Fortunately, Pixar provides Deep Texture API and even the example code is dsMearge software which combines multiple deep shadow maps to one deep shadow map. However, the code has some problem and was hard to fix.

I wrote my own code that just over one deep shadow map to the other deep shadow map according to the order of parameters. It is definitely not an ideal deep shadow merging solution but for this project, I know I only need to combine two deep shadow maps, and one of them is always in front of the others, so it is good enough for this project.

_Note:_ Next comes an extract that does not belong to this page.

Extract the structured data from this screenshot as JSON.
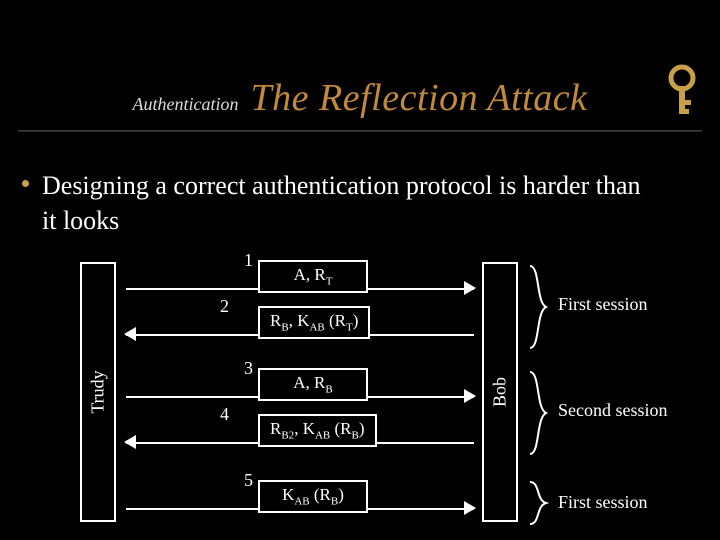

One thing that I haven’t tried for this ho_dsOver is filtering. For now, the result deep shadow file size is almost the sum of the size of two input deep shadow files. Deep Texture API also provides filtering method, so I think I can reduce the file size using this filtering.

code: ho_dsOver.cpp

 

3. Better distribution

I am using adaptive multipoint radius to reduce group-like movement, but it still has a problem. It’s ok if I expand 1 point to 20 ~30 points, but if I expand it over 100 times, I starts to recognize the spherical shape. I haven’t found any better distribution method for that but found how to make better final result. Ri filter works for external rib archives, so instead of simulating particles in Maya one time, if I simulate particles multiple times with different seed and export them as a archives, my ri filter will collect them into one data and slice them all together, so multiple simulation data can become one image with a accurate shadow.

 

4. Conclusion

I can say using this solution I can render almost unlimited number of particles. It is independent from the amount of memory. If I want to render more particles, I only need more time, but point rendering is not a time consuming. It’s usually memory consuming. One thing that can affect the maximum number of particle is sorting collected particles, but I have tried 300,000 particle sorting and took less then 1 second, so it won’t be a big problem even though increasing sorting time is not linear.

I think this project was very good chance to learn how to solve various problem in different ways. I confronted many problems and had to find solutions in many places and form many people. I also found many possibilities of renderman plug-ins especially ri-filter. It was also good chance to learn C++.

And, I hope I can make some shot using this solution ASAP.